What makes this more complicated, is that API endpoint supports limiting output by number of chars (could be done by a simple `substring` call), number of sentences, optionally returns only content before the first section, and supports multiple output formats. All of these options could be covered, but at first we need to consider how used/useful they are. A new render can be added when a new render of html content appears, and that could be done asynchronously or in parallel with html content update.
## [Page Images](https://en.wikipedia.org/w/api.php?action=help&modules=query%2Bpageimages) (850 req/s)
This API provides a single image that best describes the title. So, it's also perfectly catchable, and we could either add this info to the `/title/{title}` endpoint output, or support new set of endpoints:
- `/page/image/{title}` - returns a page image for the latest revision of a title
Additionally, we could support historic data - page image for each historic revision of a title:
- `page/image/{title}/{revision}` - returns a page image for a specific revision of a page.
In the API, an endpoint has a `size` parameter, that sets the size of a generated thumbnail. We could either pre-fetch a set of predefined sizes (e.g. xxs, xs, s, m, l, xl, xxl), or drop support for this parameter. The cached content should be updated on a revision change (or, possible, on page rerender).

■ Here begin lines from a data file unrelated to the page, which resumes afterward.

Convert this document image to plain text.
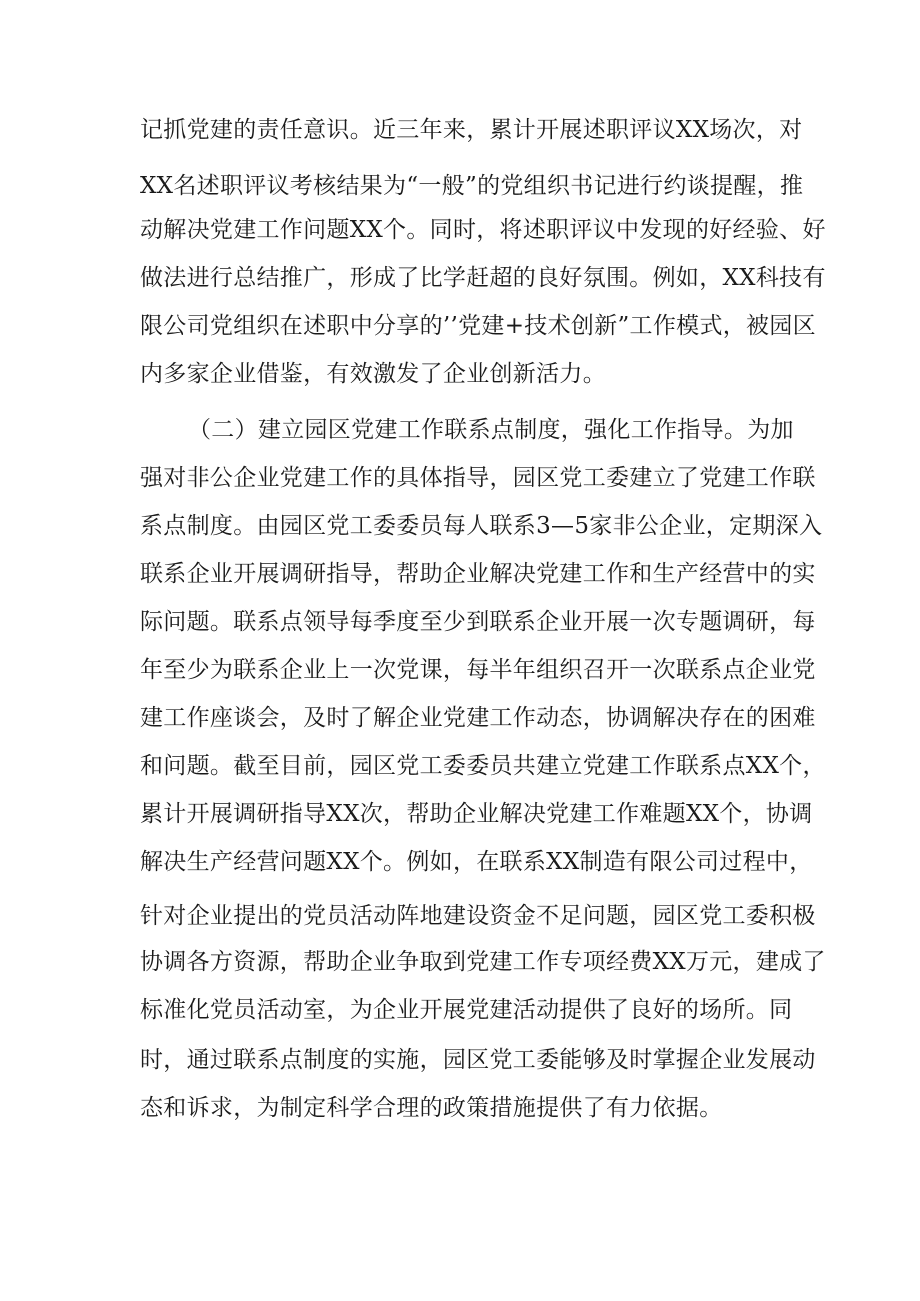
记抓党建的责任意识。近三年来，累计开展述职评议XX场次，对
XX名述职评议考核结果为“一般”的党组织书记进行约谈提醒，推
动解决党建工作问题XX个。同时，将述职评议中发现的好经验、好
做法进行总结推广，形成了比学赶超的良好氛围。例如，XX科技有
限公司党组织在述职中分享的’’党建+技术创新”工作模式，被园区
内多家企业借鉴，有效激发了企业创新活力。
（二）建立园区党建工作联系点制度，强化工作指导。为加
强对非公企业党建工作的具体指导，园区党工委建立了党建工作联
系点制度。由园区党工委委员每人联系3—5家非公企业，定期深入
联系企业开展调研指导，帮助企业解决党建工作和生产经营中的实
际问题。联系点领导每季度至少到联系企业开展一次专题调研，每
年至少为联系企业上一次党课，每半年组织召开一次联系点企业党
建工作座谈会，及时了解企业党建工作动态，协调解决存在的困难
和问题。截至目前，园区党工委委员共建立党建工作联系点XX个，
累计开展调研指导XX次，帮助企业解决党建工作难题XX个，协调
解决生产经营问题XX个。例如，在联系XX制造有限公司过程中，
针对企业提出的党员活动阵地建设资金不足问题，园区党工委积极
协调各方资源，帮助企业争取到党建工作专项经费XX万元，建成了
标准化党员活动室，为企业开展党建活动提供了良好的场所。同
时，通过联系点制度的实施，园区党工委能够及时掌握企业发展动
态和诉求，为制定科学合理的政策措施提供了有力依据。
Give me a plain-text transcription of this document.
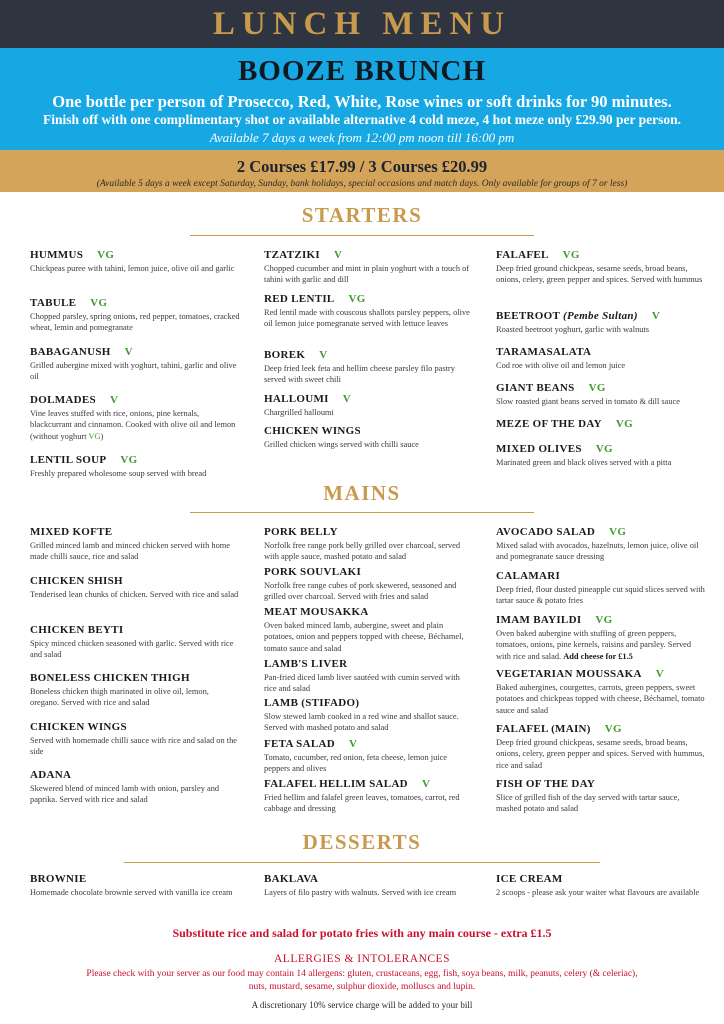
LUNCH MENU
BOOZE BRUNCH
One bottle per person of Prosecco, Red, White, Rose wines or soft drinks for 90 minutes.
Finish off with one complimentary shot or available alternative 4 cold meze, 4 hot meze only £29.90 per person.
Available 7 days a week from 12:00 pm noon till 16:00 pm
2 Courses £17.99 / 3 Courses £20.99
(Available 5 days a week except Saturday, Sunday, bank holidays, special occasions and match days. Only available for groups of 7 or less)
STARTERS
HUMMUS VG
Chickpeas puree with tahini, lemon juice, olive oil and garlic
TABULE VG
Chopped parsley, spring onions, red pepper, tomatoes, cracked wheat, lemin and pomegranate
BABAGANUSH V
Grilled aubergine mixed with yoghurt, tahini, garlic and olive oil
DOLMADES V
Vine leaves stuffed with rice, onions, pine kernals, blackcurrant and cinnamon. Cooked with olive oil and lemon (without yoghurt VG)
LENTIL SOUP VG
Freshly prepared wholesome soup served with bread
TZATZIKI V
Chopped cucumber and mint in plain yoghurt with a touch of tahini with garlic and dill
RED LENTIL VG
Red lentil made with couscous shallots parsley peppers, olive oil lemon juice pomegranate served with lettuce leaves
BOREK V
Deep fried leek feta and hellim cheese parsley filo pastry served with sweet chili
HALLOUMI V
Chargrilled halloumi
CHICKEN WINGS
Grilled chicken wings served with chilli sauce
FALAFEL VG
Deep fried ground chickpeas, sesame seeds, broad beans, onions, celery, green pepper and spices. Served with hummus
BEETROOT (Pembe Sultan) V
Roasted beetroot yoghurt, garlic with walnuts
TARAMASALATA
Cod roe with olive oil and lemon juice
GIANT BEANS VG
Slow roasted giant beans served in tomato & dill sauce
MEZE OF THE DAY VG
MIXED OLIVES VG
Marinated green and black olives served with a pitta
MAINS
MIXED KOFTE
Grilled minced lamb and minced chicken served with home made chilli sauce, rice and salad
CHICKEN SHISH
Tenderised lean chunks of chicken. Served with rice and salad
CHICKEN BEYTI
Spicy minced chicken seasoned with garlic. Served with rice and salad
BONELESS CHICKEN THIGH
Boneless chicken thigh marinated in olive oil, lemon, oregano. Served with rice and salad
CHICKEN WINGS
Served with homemade chilli sauce with rice and salad on the side
ADANA
Skewered blend of minced lamb with onion, parsley and paprika. Served with rice and salad
PORK BELLY
Norfolk free range pork belly grilled over charcoal, served with apple sauce, mashed potato and salad
PORK SOUVLAKI
Norfolk free range cubes of pork skewered, seasoned and grilled over charcoal. Served with fries and salad
MEAT MOUSAKKA
Oven baked minced lamb, aubergine, sweet and plain potatoes, onion and peppers topped with cheese, Béchamel, tomato sauce and salad
LAMB'S LIVER
Pan-fried diced lamb liver sautéed with cumin served with rice and salad
LAMB (STIFADO)
Slow stewed lamb cooked in a red wine and shallot sauce. Served with mashed potato and salad
FETA SALAD V
Tomato, cucumber, red onion, feta cheese, lemon juice peppers and olives
FALAFEL HELLIM SALAD V
Fried hellim and falafel green leaves, tomatoes, carrot, red cabbage and dressing
AVOCADO SALAD VG
Mixed salad with avocados, hazelnuts, lemon juice, olive oil and pomegranate sauce dressing
CALAMARI
Deep fried, flour dusted pineapple cut squid slices served with tartar sauce & potato fries
IMAM BAYILDI VG
Oven baked aubergine with stuffing of green peppers, tomatoes, onions, pine kernels, raisins and parsley. Served with rice and salad. Add cheese for £1.5
VEGETARIAN MOUSSAKA V
Baked aubergines, courgettes, carrots, green peppers, sweet potatoes and chickpeas topped with cheese, Béchamel, tomato sauce and salad
FALAFEL (MAIN) VG
Deep fried ground chickpeas, sesame seeds, broad beans, onions, celery, green pepper and spices. Served with hummus, rice and salad
FISH OF THE DAY
Slice of grilled fish of the day served with tartar sauce, mashed potato and salad
DESSERTS
BROWNIE
Homemade chocolate brownie served with vanilla ice cream
BAKLAVA
Layers of filo pastry with walnuts. Served with ice cream
ICE CREAM
2 scoops - please ask your waiter what flavours are available
Substitute rice and salad for potato fries with any main course - extra £1.5
ALLERGIES & INTOLERANCES
Please check with your server as our food may contain 14 allergens: gluten, crustaceans, egg, fish, soya beans, milk, peanuts, celery (& celeriac), nuts, mustard, sesame, sulphur dioxide, molluscs and lupin.
A discretionary 10% service charge will be added to your bill
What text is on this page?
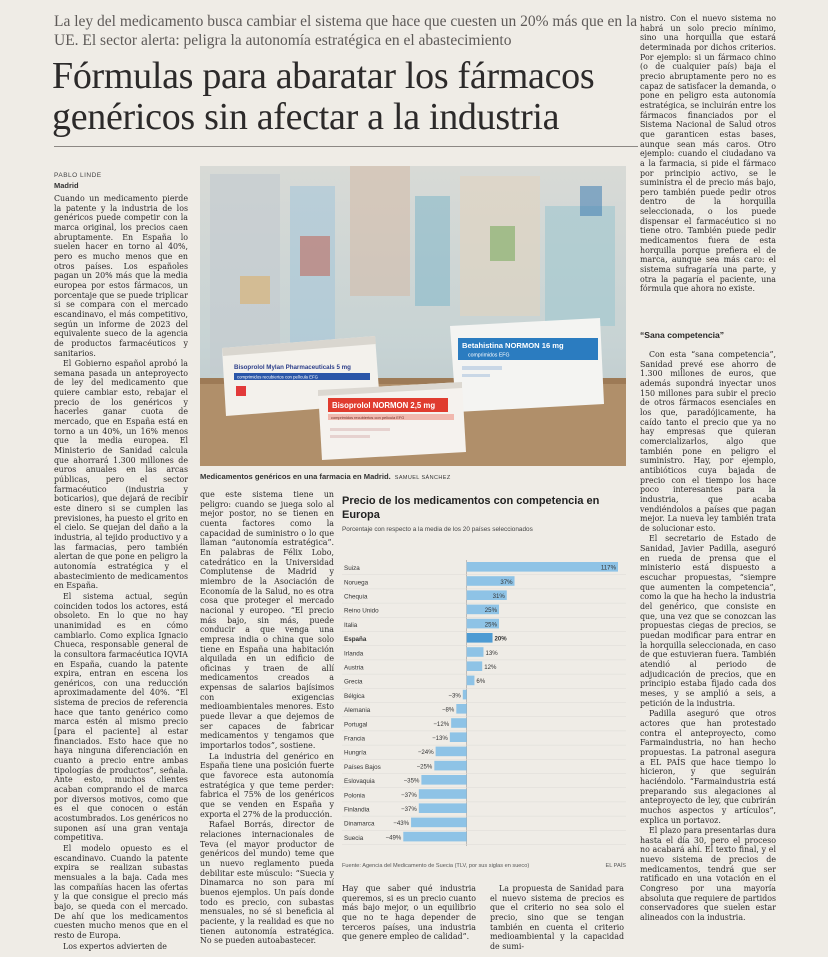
La ley del medicamento busca cambiar el sistema que hace que cuesten un 20% más que en la UE. El sector alerta: peligra la autonomía estratégica en el abastecimiento
Fórmulas para abaratar los fármacos genéricos sin afectar a la industria
PABLO LINDE
Madrid

Cuando un medicamento pierde la patente y la industria de los genéricos puede competir con la marca original, los precios caen abruptamente. En España lo suelen hacer en torno al 40%, pero es mucho menos que en otros países. Los españoles pagan un 20% más que la media europea por estos fármacos, un porcentaje que se puede triplicar si se compara con el mercado escandinavo, el más competitivo, según un informe de 2023 del equivalente sueco de la agencia de productos farmacéuticos y sanitarios.

El Gobierno español aprobó la semana pasada un anteproyecto de ley del medicamento que quiere cambiar esto, rebajar el precio de los genéricos y hacerles ganar cuota de mercado, que en España está en torno a un 40%, un 16% menos que la media europea. El Ministerio de Sanidad calcula que ahorrará 1.300 millones de euros anuales en las arcas públicas, pero el sector farmacéutico (industria y boticarios), que dejará de recibir este dinero si se cumplen las previsiones, ha puesto el grito en el cielo. Se quejan del daño a la industria, al tejido productivo y a las farmacias, pero también alertan de que pone en peligro la autonomía estratégica y el abastecimiento de medicamentos en España.

El sistema actual, según coinciden todos los actores, está obsoleto. En lo que no hay unanimidad es en cómo cambiarlo. Como explica Ignacio Chueca, responsable general de la consultora farmacéutica IQVIA en España, cuando la patente expira, entran en escena los genéricos, con una reducción aproximadamente del 40%. “El sistema de precios de referencia hace que tanto genérico como marca estén al mismo precio [para el paciente] al estar financiados. Esto hace que no haya ninguna diferenciación en cuanto a precio entre ambas tipologías de productos”, señala. Ante esto, muchos clientes acaban comprando el de marca por diversos motivos, como que es el que conocen o están acostumbrados. Los genéricos no suponen así una gran ventaja competitiva.

El modelo opuesto es el escandinavo. Cuando la patente expira se realizan subastas mensuales a la baja. Cada mes las compañías hacen las ofertas y la que consigue el precio más bajo, se queda con el mercado. De ahí que los medicamentos cuesten mucho menos que en el resto de Europa.

Los expertos advierten de

Bisoprolol Mylan Pharmaceuticals 5 mg
comprimidos recubiertos con película EFG
Betahistina NORMON 16 mg
comprimidos EFG
Bisoprolol NORMON 2,5 mg
comprimidos recubiertos con película EFG
Medicamentos genéricos en una farmacia en Madrid. SAMUEL SÁNCHEZ

que este sistema tiene un peligro: cuando se juega solo al mejor postor, no se tienen en cuenta factores como la capacidad de suministro o lo que llaman “autonomía estratégica”. En palabras de Félix Lobo, catedrático en la Universidad Complutense de Madrid y miembro de la Asociación de Economía de la Salud, no es otra cosa que proteger el mercado nacional y europeo. “El precio más bajo, sin más, puede conducir a que venga una empresa india o china que solo tiene en España una habitación alquilada en un edificio de oficinas y traen de allí medicamentos creados a expensas de salarios bajísimos con exigencias medioambientales menores. Esto puede llevar a que dejemos de ser capaces de fabricar medicamentos y tengamos que importarlos todos”, sostiene.

La industria del genérico en España tiene una posición fuerte que favorece esta autonomía estratégica y que teme perder: fabrica el 75% de los genéricos que se venden en España y exporta el 27% de la producción.

Rafael Borrás, director de relaciones internacionales de Teva (el mayor productor de genéricos del mundo) teme que un nuevo reglamento pueda debilitar este músculo: “Suecia y Dinamarca no son para mí buenos ejemplos. Un país donde todo es precio, con subastas mensuales, no sé si beneficia al paciente, y la realidad es que no tienen autonomía estratégica. No se pueden autoabastecer.

Precio de los medicamentos con competencia en Europa
Porcentaje con respecto a la media de los 20 países seleccionados
Suiza	117%
Noruega	37%
Chequia	31%
Reino Unido	25%
Italia	25%
España	20%
Irlanda	13%
Austria	12%
Grecia	6%
Bélgica	−3%
Alemania	−8%
Portugal	−12%
Francia	−13%
Hungría	−24%
Países Bajos	−25%
Eslovaquia	−35%
Polonia	−37%
Finlandia	−37%
Dinamarca	−43%
Suecia	−49%
Fuente: Agencia del Medicamento de Suecia (TLV, por sus siglas en sueco)	EL PAÍS

Hay que saber qué industria queremos, si es un precio cuanto más bajo mejor, o un equilibrio que no te haga depender de terceros países, una industria que genere empleo de calidad”.

La propuesta de Sanidad para el nuevo sistema de precios es que el criterio no sea solo el precio, sino que se tengan también en cuenta el criterio medioambiental y la capacidad de sumi-

nistro. Con el nuevo sistema no habrá un solo precio mínimo, sino una horquilla que estará determinada por dichos criterios. Por ejemplo: si un fármaco chino (o de cualquier país) baja el precio abruptamente pero no es capaz de satisfacer la demanda, o pone en peligro esta autonomía estratégica, se incluirán entre los fármacos financiados por el Sistema Nacional de Salud otros que garanticen estas bases, aunque sean más caros. Otro ejemplo: cuando el ciudadano va a la farmacia, si pide el fármaco por principio activo, se le suministra el de precio más bajo, pero también puede pedir otros dentro de la horquilla seleccionada, o los puede dispensar el farmacéutico si no tiene otro. También puede pedir medicamentos fuera de esta horquilla porque prefiera el de marca, aunque sea más caro: el sistema sufragaría una parte, y otra la pagaría el paciente, una fórmula que ahora no existe.

“Sana competencia”

Con esta “sana competencia”, Sanidad prevé ese ahorro de 1.300 millones de euros, que además supondrá inyectar unos 150 millones para subir el precio de otros fármacos esenciales en los que, paradójicamente, ha caído tanto el precio que ya no hay empresas que quieran comercializarlos, algo que también pone en peligro el suministro. Hay, por ejemplo, antibióticos cuya bajada de precio con el tiempo los hace poco interesantes para la industria, que acaba vendiéndolos a países que pagan mejor. La nueva ley también trata de solucionar esto.

El secretario de Estado de Sanidad, Javier Padilla, aseguró en rueda de prensa que el ministerio está dispuesto a escuchar propuestas, “siempre que aumenten la competencia”, como la que ha hecho la industria del genérico, que consiste en que, una vez que se conozcan las propuestas ciegas de precios, se puedan modificar para entrar en la horquilla seleccionada, en caso de que estuvieran fuera. También atendió al periodo de adjudicación de precios, que en principio estaba fijado cada dos meses, y se amplió a seis, a petición de la industria.

Padilla aseguró que otros actores que han protestado contra el anteproyecto, como Farmaindustria, no han hecho propuestas. La patronal asegura a EL PAÍS que hace tiempo lo hicieron, y que seguirán haciéndolo. “Farmaindustria está preparando sus alegaciones al anteproyecto de ley, que cubrirán muchos aspectos y artículos”, explica un portavoz.

El plazo para presentarlas dura hasta el día 30, pero el proceso no acabará ahí. El texto final, y el nuevo sistema de precios de medicamentos, tendrá que ser ratificado en una votación en el Congreso por una mayoría absoluta que requiere de partidos conservadores que suelen estar alineados con la industria.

One more problem, is that an API is provided not by MW core, but by [[ https://www.mediawiki.org/wiki/Extension:PageImages | an extension ]], so RESTBase should first ensure the extension is present on a MW installation before advertising the endpoints.
## [Page Terms](https://en.wikipedia.org/w/api.php?action=help&modules=query%2Bpageterms) (270 req/s)
The simplest one to cover out of all. The API is very simple and doesn't have any non-cashable options. Could be fetched on every new revision, so we can provide revisioned view of page terms. The API could look like this:
- `/page/terms/{title}` - returns page terms for the latest revision
- `/page/terms/{title}/` - returns a listing of revisions, for which page terms are available. In general it is not equal to all revisions of this title, because we can't get this data for already created (historic) revisions.
- `/page/terms/{title}/{revision}` - returns page terms for the revision
@GWicke, @mobrovac, @EEvans, what are your thoughts?